On August 18th, one day before the horrifying bombing of the United Nations headquarters in Baghdad, President Bush revised his earlier characterization of the fighting in Iraq. The once-swaggering commander-in-chief, who strutted on the decks of the USS Abraham Lincoln to declare victory, now allows that combat operations are still underway.
It always seemed premature to speak of the period in Iraq as one of "postwar." But that didn't stop the White House from rushing to declare that the conflict was concluded. However, the steady stream of American and Iraqi casualties, the increasingly sophisticated guerrilla attacks on Iraqi infrastructure--and, now, the UN headquarters--suggest that the Iraq war continues, and that only its conventional battlefield phase is over. Even the American military commander in Iraq recently described Iraqi attacks as classic "guerrilla warfare," a term Administration officials--until just recently--have been loath to use.
What is needed now is not--as many are demanding--an escalation of US forces but, rather, an acknowledgment that the US and its small band of allies, do not have the resources, legitimacy or even competence to stabilize Iraq. Instead of entrenching a Pentagon-led occupation, the White House should use this perilous moment to seek internationalization of the rebuilding and administration of the country, which can only happen if the process is turned over to the UN.
As Phyllis Bennis, a fellow at the Institute for Policy Studies, reminds, "The US-UK war and occupation were and remain illegal." By agreeing to participate under the authority of that occupation force, the UN, unfortunately, is providing a political fig leaf for an illegal occupation. If the United Nations is to be perceived by the Iraqi people as a legitimate and stabilizing force, it will need to play a genuinely independent role and disassociate itself from the US occupation. And so as to avoid the trap of internationalization on the cheap, the UN will need real resources--and control--in the reconstruction process.
But time is running short. Listen to terrorism expert Jessica Stern: The "bombing of the United Nations headquarters in Baghdad was the latest evidence that America has taken a country that was not a terrorist threat and turned it into one," Stern wrote recently in the New York Times. "The occupation has given disparate groups from various countries a common battlefield on which to fight a common enemy...Most ominously, Al-Qaeda's influence may be growing."
We are now witnessing the tragic unfolding of consequences that The Nation--and millions opposed to war--warned against: the fueling of anti-Americanism in the Islamic world; the undermining of the global fight against terrorism and the deaths of innocent US soldiers and Iraqi civilians.
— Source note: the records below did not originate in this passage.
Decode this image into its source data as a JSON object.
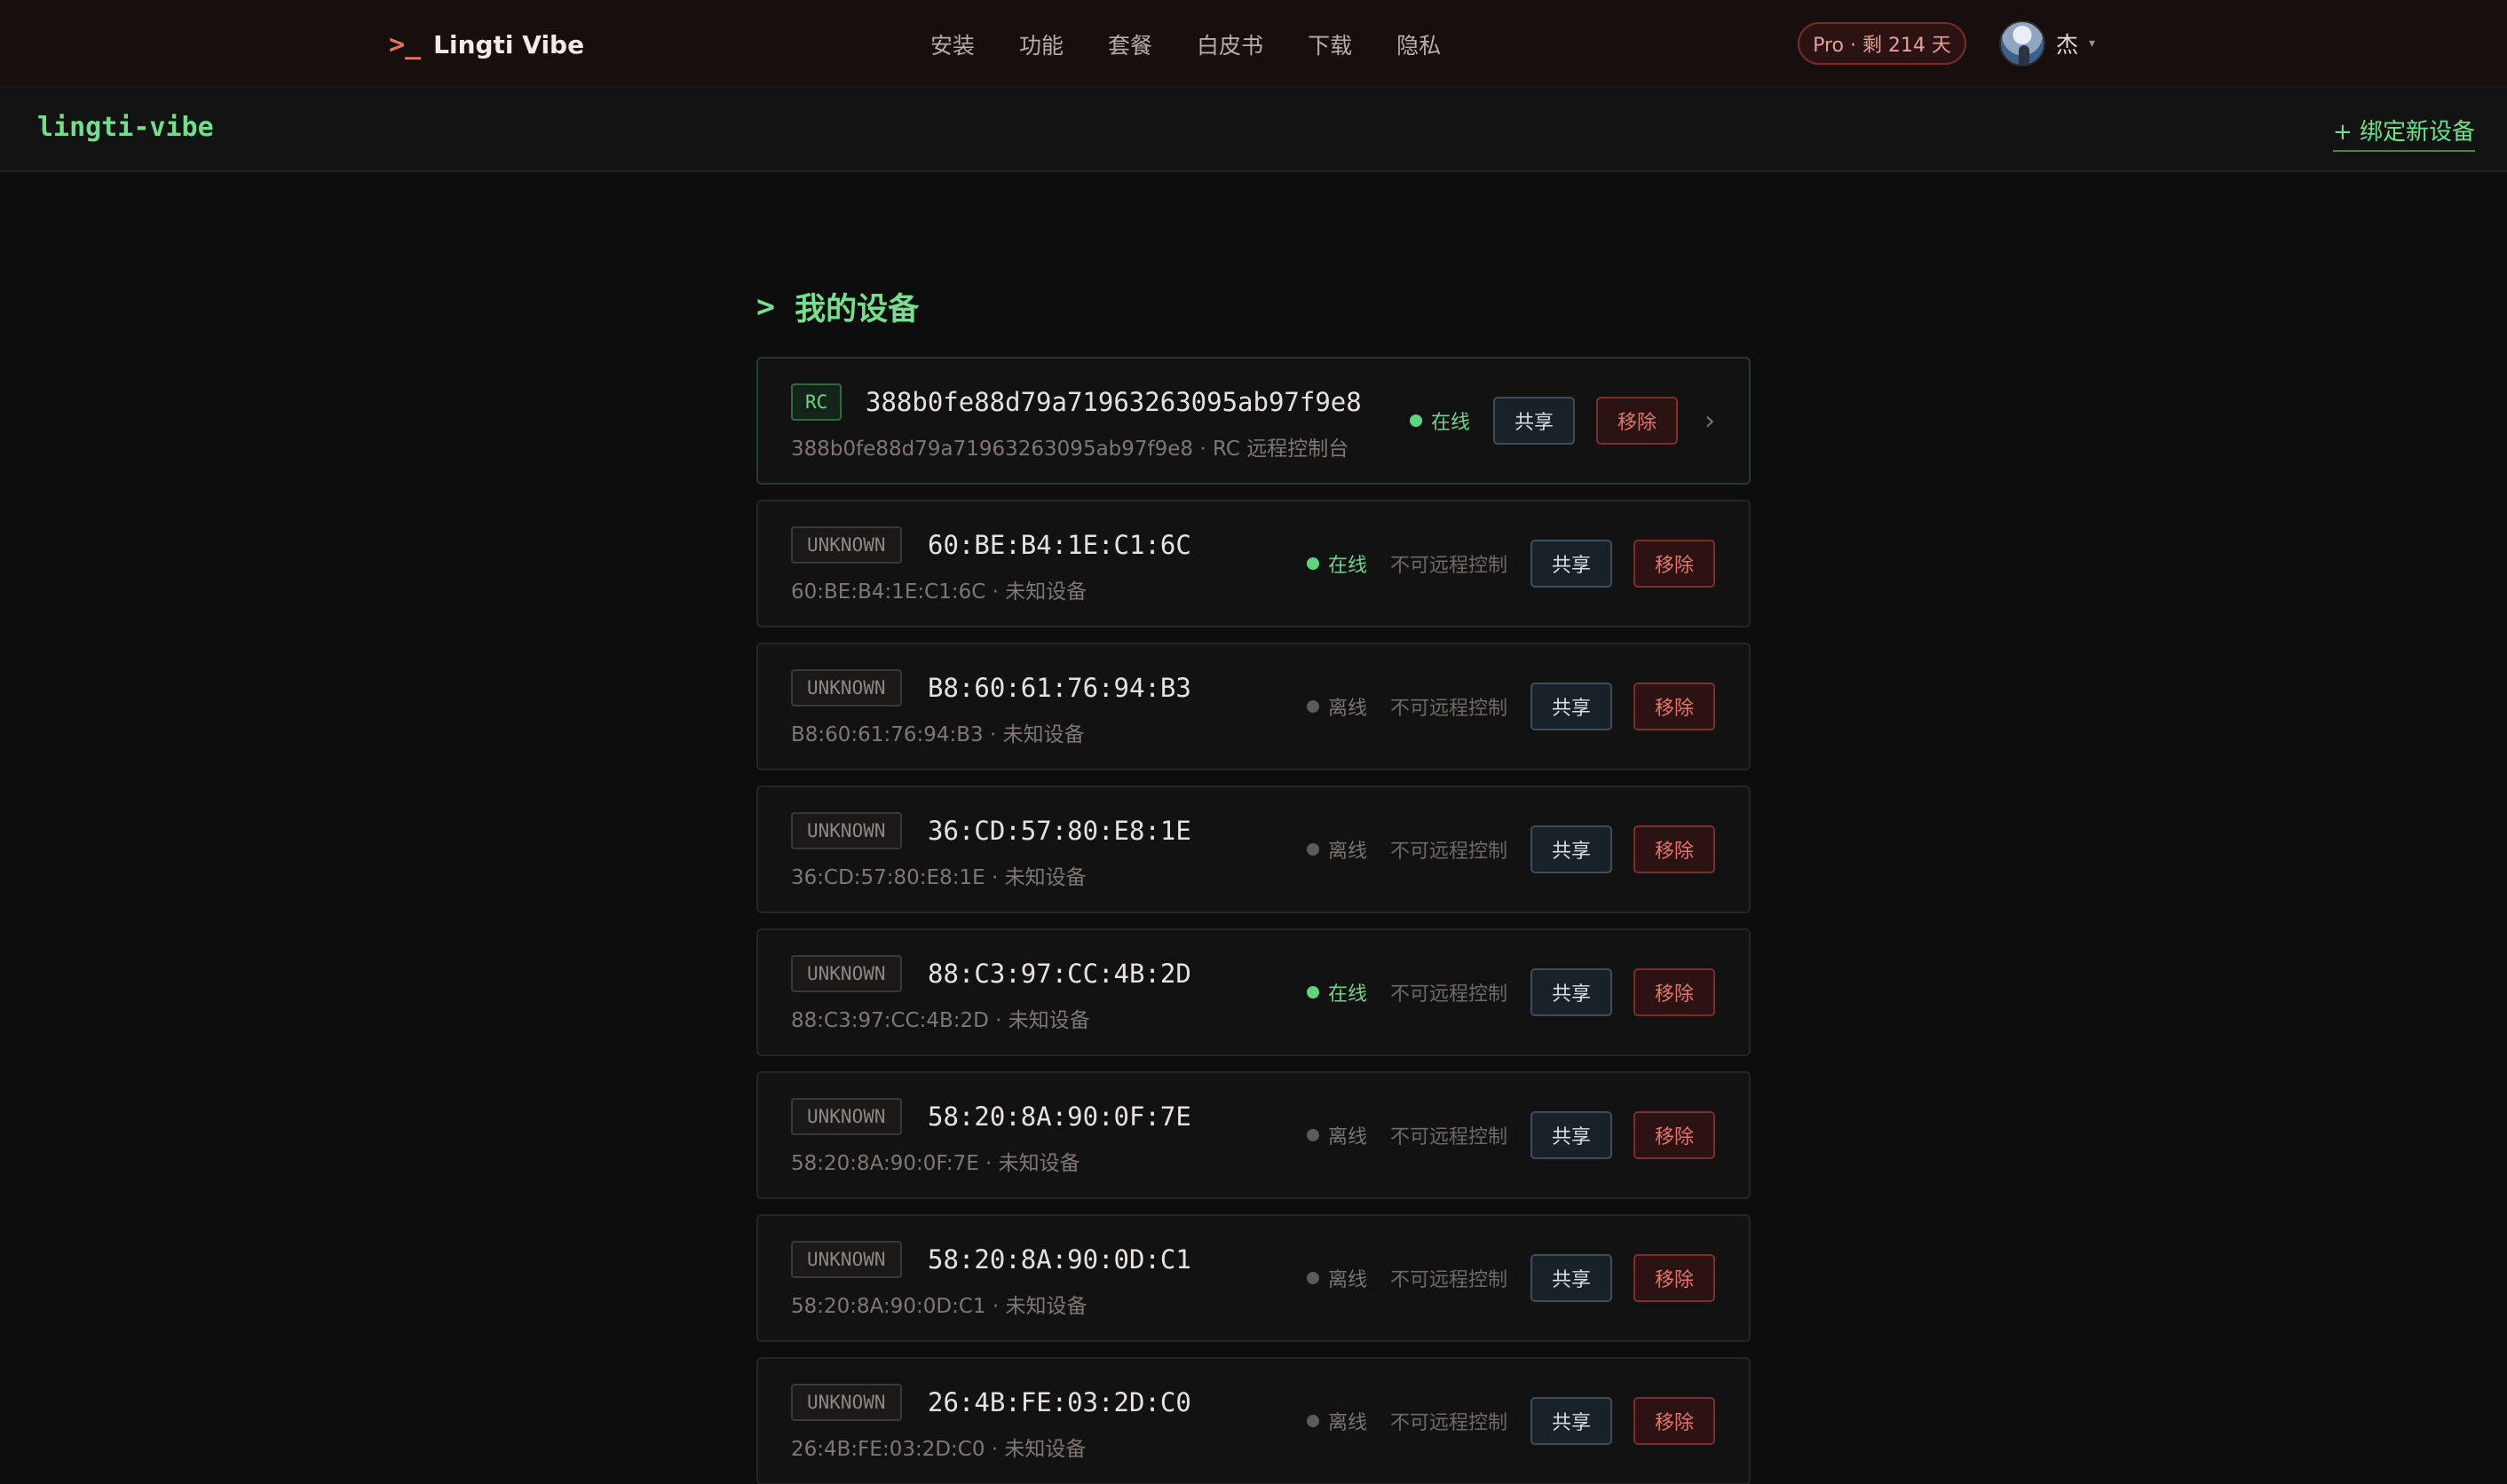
{
  "brand": {
    "prompt": ">_",
    "name": "Lingti Vibe"
  },
  "nav": [
    "安装",
    "功能",
    "套餐",
    "白皮书",
    "下载",
    "隐私"
  ],
  "pro_badge": "Pro · 剩 214 天",
  "user": {
    "name": "杰",
    "caret": "▾"
  },
  "subbar": {
    "project": "lingti-vibe",
    "bind_label": "+ 绑定新设备"
  },
  "section": {
    "prompt": ">",
    "title": "我的设备"
  },
  "devices": [
    {
      "tag": "RC",
      "name": "388b0fe88d79a71963263095ab97f9e8",
      "sub": "388b0fe88d79a71963263095ab97f9e8 · RC 远程控制台",
      "status": "在线",
      "online": true,
      "remote_note": "",
      "share": "共享",
      "remove": "移除",
      "chevron": "›"
    },
    {
      "tag": "UNKNOWN",
      "name": "60:BE:B4:1E:C1:6C",
      "sub": "60:BE:B4:1E:C1:6C · 未知设备",
      "status": "在线",
      "online": true,
      "remote_note": "不可远程控制",
      "share": "共享",
      "remove": "移除"
    },
    {
      "tag": "UNKNOWN",
      "name": "B8:60:61:76:94:B3",
      "sub": "B8:60:61:76:94:B3 · 未知设备",
      "status": "离线",
      "online": false,
      "remote_note": "不可远程控制",
      "share": "共享",
      "remove": "移除"
    },
    {
      "tag": "UNKNOWN",
      "name": "36:CD:57:80:E8:1E",
      "sub": "36:CD:57:80:E8:1E · 未知设备",
      "status": "离线",
      "online": false,
      "remote_note": "不可远程控制",
      "share": "共享",
      "remove": "移除"
    },
    {
      "tag": "UNKNOWN",
      "name": "88:C3:97:CC:4B:2D",
      "sub": "88:C3:97:CC:4B:2D · 未知设备",
      "status": "在线",
      "online": true,
      "remote_note": "不可远程控制",
      "share": "共享",
      "remove": "移除"
    },
    {
      "tag": "UNKNOWN",
      "name": "58:20:8A:90:0F:7E",
      "sub": "58:20:8A:90:0F:7E · 未知设备",
      "status": "离线",
      "online": false,
      "remote_note": "不可远程控制",
      "share": "共享",
      "remove": "移除"
    },
    {
      "tag": "UNKNOWN",
      "name": "58:20:8A:90:0D:C1",
      "sub": "58:20:8A:90:0D:C1 · 未知设备",
      "status": "离线",
      "online": false,
      "remote_note": "不可远程控制",
      "share": "共享",
      "remove": "移除"
    },
    {
      "tag": "UNKNOWN",
      "name": "26:4B:FE:03:2D:C0",
      "sub": "26:4B:FE:03:2D:C0 · 未知设备",
      "status": "离线",
      "online": false,
      "remote_note": "不可远程控制",
      "share": "共享",
      "remove": "移除"
    }
  ]
}
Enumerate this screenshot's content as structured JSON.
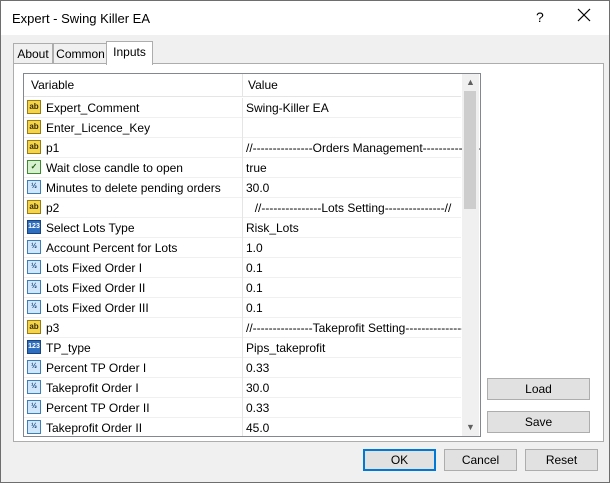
{
  "window": {
    "title": "Expert - Swing Killer EA",
    "help_glyph": "?",
    "close_icon": "close-icon"
  },
  "tabs": [
    {
      "label": "About",
      "active": false
    },
    {
      "label": "Common",
      "active": false
    },
    {
      "label": "Inputs",
      "active": true
    }
  ],
  "grid": {
    "header": {
      "variable": "Variable",
      "value": "Value"
    },
    "rows": [
      {
        "icon": "ab",
        "variable": "Expert_Comment",
        "value": "Swing-Killer EA"
      },
      {
        "icon": "ab",
        "variable": "Enter_Licence_Key",
        "value": ""
      },
      {
        "icon": "ab",
        "variable": "p1",
        "value": "//---------------Orders Management---------------//"
      },
      {
        "icon": "bool",
        "variable": "Wait close candle to open",
        "value": "true"
      },
      {
        "icon": "half",
        "variable": "Minutes to delete pending orders",
        "value": "30.0"
      },
      {
        "icon": "ab",
        "variable": "p2",
        "value": "//---------------Lots Setting---------------//"
      },
      {
        "icon": "num",
        "variable": "Select Lots Type",
        "value": "Risk_Lots"
      },
      {
        "icon": "half",
        "variable": "Account Percent for Lots",
        "value": "1.0"
      },
      {
        "icon": "half",
        "variable": "Lots Fixed Order I",
        "value": "0.1"
      },
      {
        "icon": "half",
        "variable": "Lots Fixed Order II",
        "value": "0.1"
      },
      {
        "icon": "half",
        "variable": "Lots Fixed Order III",
        "value": "0.1"
      },
      {
        "icon": "ab",
        "variable": "p3",
        "value": "//---------------Takeprofit Setting---------------//"
      },
      {
        "icon": "num",
        "variable": "TP_type",
        "value": "Pips_takeprofit"
      },
      {
        "icon": "half",
        "variable": "Percent TP Order I",
        "value": "0.33"
      },
      {
        "icon": "half",
        "variable": "Takeprofit Order I",
        "value": "30.0"
      },
      {
        "icon": "half",
        "variable": "Percent TP Order II",
        "value": "0.33"
      },
      {
        "icon": "half",
        "variable": "Takeprofit Order II",
        "value": "45.0"
      }
    ]
  },
  "icon_glyphs": {
    "ab": "ab",
    "half": "½",
    "num": "123",
    "bool": "✓"
  },
  "buttons": {
    "load": "Load",
    "save": "Save",
    "ok": "OK",
    "cancel": "Cancel",
    "reset": "Reset"
  }
}
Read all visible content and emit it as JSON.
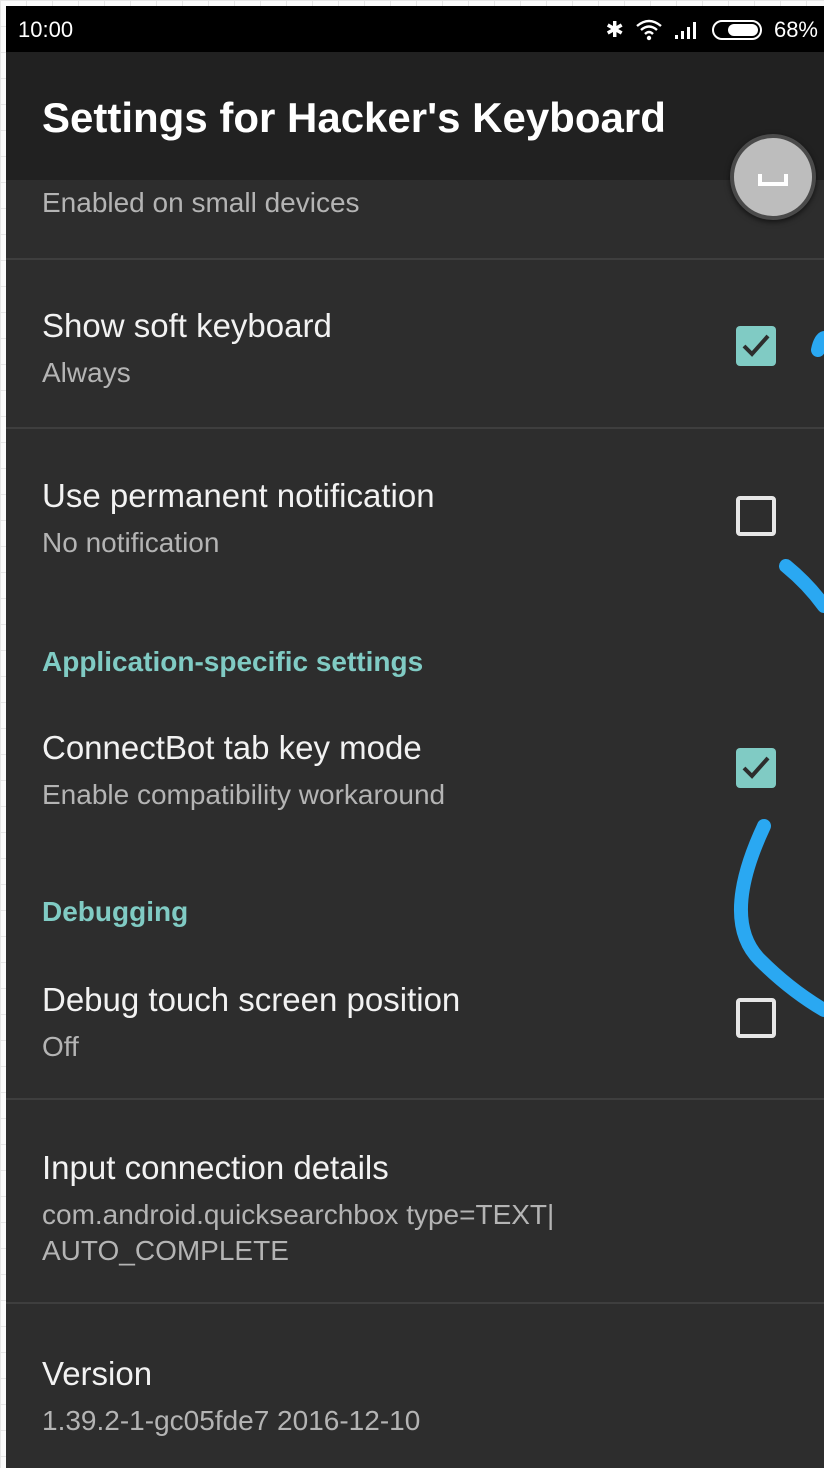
{
  "status_bar": {
    "time": "10:00",
    "battery": "68%"
  },
  "app_bar": {
    "title": "Settings for Hacker's Keyboard"
  },
  "partial_item": {
    "summary": "Enabled on small devices"
  },
  "items": [
    {
      "title": "Show soft keyboard",
      "summary": "Always",
      "checked": true
    },
    {
      "title": "Use permanent notification",
      "summary": "No notification",
      "checked": false
    }
  ],
  "section_app_specific": {
    "header": "Application-specific settings",
    "items": [
      {
        "title": "ConnectBot tab key mode",
        "summary": "Enable compatibility workaround",
        "checked": true
      }
    ]
  },
  "section_debugging": {
    "header": "Debugging",
    "items": [
      {
        "title": "Debug touch screen position",
        "summary": "Off",
        "checked": false
      }
    ]
  },
  "info_items": [
    {
      "title": "Input connection details",
      "summary_line1": "com.android.quicksearchbox type=TEXT|",
      "summary_line2": "AUTO_COMPLETE"
    },
    {
      "title": "Version",
      "summary": "1.39.2-1-gc05fde7 2016-12-10"
    }
  ],
  "colors": {
    "background": "#2d2d2d",
    "app_bar": "#212121",
    "accent": "#80cbc4",
    "annotation_stroke": "#2aa8f2"
  },
  "icons": [
    "bluetooth-icon",
    "wifi-icon",
    "signal-icon",
    "battery-icon",
    "checkbox-checked-icon",
    "keyboard-space-icon"
  ]
}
We also argued that occupation would mean more spending on war and less on homeland security and numerous unmet domestic needs. The Administration will continue to deny what it has created in Iraq. But shifting public sentiment suggests an opening: a recent PIPA/Knowledge Networks poll found that 64 percent of Americans want the UN to take the lead in rebuilding Iraq.
As long as the US is an occupying power--US v. International Jihad--the harder it will be to pull together the international resources, will and expertise required for the long-term project of stabilizing Iraq, reestablishing true self-government in that country, and combating terrorism around the world.